Stable Diffusion 3 Medium is now available, offering advanced text-to-image capabilities for both consumer PCs and enterprise GPUs.

Key Features:

  • Photorealistic Quality: Detailed, lifelike images.

  • Complex Prompt Handling: Executes long, detailed prompts.

  • Efficient Typography: Clear and accurate text in images.

  • Resource-Efficient: Runs smoothly on standard consumer GPUs.

  • Customisable: Fine-tunes with small datasets.

Open Access and Licensing: Available under an open non-commercial license and a low-cost Creator License for commercial use. For large-scale commercial applications, contact Stability AI for licensing details.

🐥 Tweets of the Week

Runway Gen-3 Alpha: (@runwayml) demonstrates the fine-grained temporal control of Gen-3 Alpha, allowing users to create seamless transitions and effects within scenes using only text prompts.

Perplexity Enhancements: (@AravSrinivas), CEO of Perplexity, discusses the importance of high-density information units and the collaboration with @TakoViz to enhance knowledge cards and visualisations on Perplexity.

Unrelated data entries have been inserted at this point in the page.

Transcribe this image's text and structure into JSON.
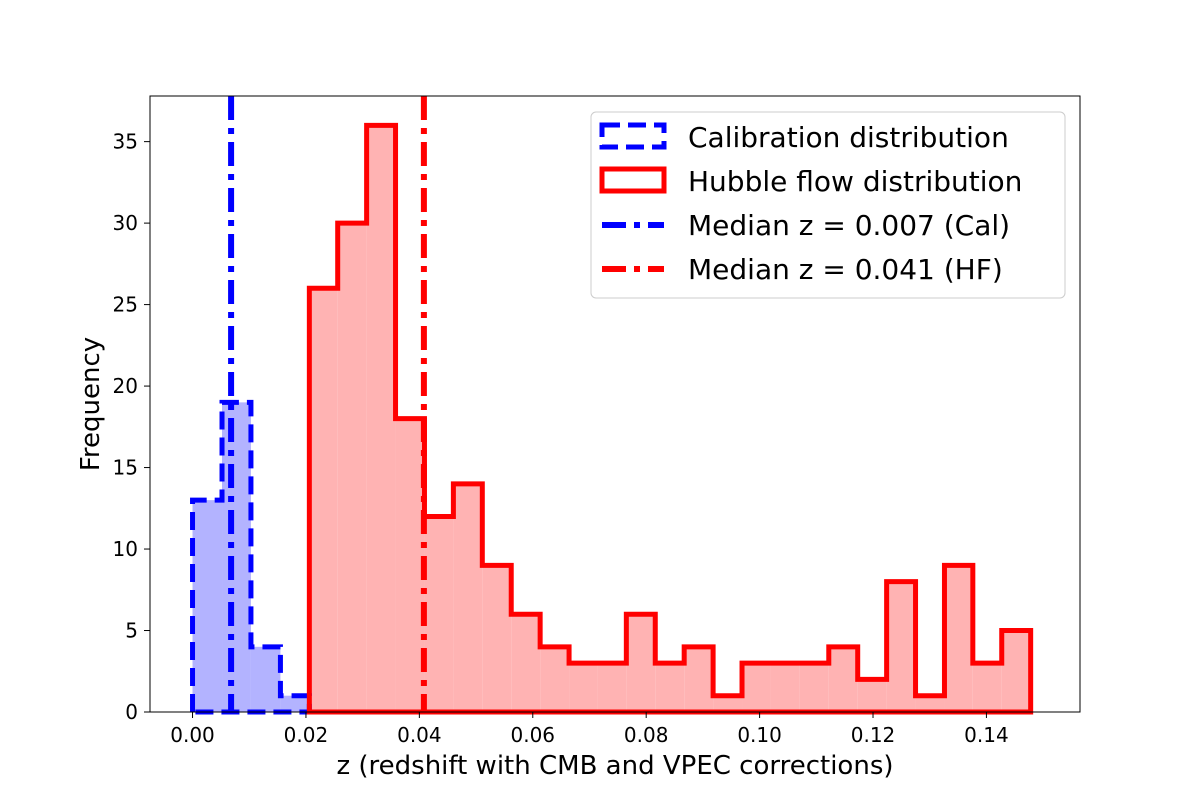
{
  "chart_data": {
    "type": "histogram",
    "xlabel": "z (redshift with CMB and VPEC corrections)",
    "ylabel": "Frequency",
    "xlim": [
      -0.0075,
      0.1565
    ],
    "ylim": [
      0,
      37.8
    ],
    "x_ticks": [
      0.0,
      0.02,
      0.04,
      0.06,
      0.08,
      0.1,
      0.12,
      0.14
    ],
    "x_tick_labels": [
      "0.00",
      "0.02",
      "0.04",
      "0.06",
      "0.08",
      "0.10",
      "0.12",
      "0.14"
    ],
    "y_ticks": [
      0,
      5,
      10,
      15,
      20,
      25,
      30,
      35
    ],
    "y_tick_labels": [
      "0",
      "5",
      "10",
      "15",
      "20",
      "25",
      "30",
      "35"
    ],
    "series": [
      {
        "name": "Calibration distribution",
        "style": "dashed-step",
        "color": "#0000ff",
        "fill": "#b3b3ff",
        "bin_edges": [
          0.0,
          0.0052,
          0.0103,
          0.0155,
          0.0206
        ],
        "counts": [
          13,
          19,
          4,
          1
        ]
      },
      {
        "name": "Hubble flow distribution",
        "style": "solid-step",
        "color": "#ff0000",
        "fill": "#ffb3b3",
        "bin_edges": [
          0.0206,
          0.0256,
          0.0307,
          0.0358,
          0.0409,
          0.046,
          0.0511,
          0.0562,
          0.0613,
          0.0664,
          0.0714,
          0.0765,
          0.0816,
          0.0867,
          0.0918,
          0.0969,
          0.102,
          0.1071,
          0.1122,
          0.1173,
          0.1224,
          0.1275,
          0.1326,
          0.1376,
          0.1427,
          0.1478
        ],
        "counts": [
          26,
          30,
          36,
          18,
          12,
          14,
          9,
          6,
          4,
          3,
          3,
          6,
          3,
          4,
          1,
          3,
          3,
          3,
          4,
          2,
          8,
          1,
          9,
          3,
          5
        ]
      }
    ],
    "median_lines": [
      {
        "name": "Median z = 0.007 (Cal)",
        "value": 0.0068,
        "color": "#0000ff"
      },
      {
        "name": "Median z = 0.041 (HF)",
        "value": 0.0408,
        "color": "#ff0000"
      }
    ],
    "legend": {
      "placement": "top-right",
      "entries": [
        "Calibration distribution",
        "Hubble flow distribution",
        "Median z = 0.007 (Cal)",
        "Median z = 0.041 (HF)"
      ]
    }
  }
}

Apple Intelligence Features: (@heykahn) highlights new Apple AI features, including Genmoji for personalised emojis, Image Playground for AI-created images, Image Wand for converting sketches into high-quality images, and AI-powered Call Transcripts for transcribing and summarising calls.

🎬 More AI in Action this Week

Google Shortcuts you need to be using: Discover three essential Google shortcuts to save time. Use "@ gemini space" in Google Chrome for creative prompts.

Runway's Gen-3 Release: Although Sora isn't available yet, Runway's Gen-3 just launched with incredible capabilities. Check out the examples shared to see its impressive features in action.

Discover these AI Tools and Apps

  1. Runway Gen-3: AI video platform Runway will release its Gen-3 model “in the next few days”.

  2. Gemini: Get help with writing, planning, learning, and more from Google AI.

  3. Alva AI: Your trusted co-pilot system, adept at assisting you with various daily tasks such as organising your schedule and overseeing your goals.

  4. Galileo AI: Generate interface designs at lightning speed.

  5. Soloist AI: Launch your website from a few simple inputs.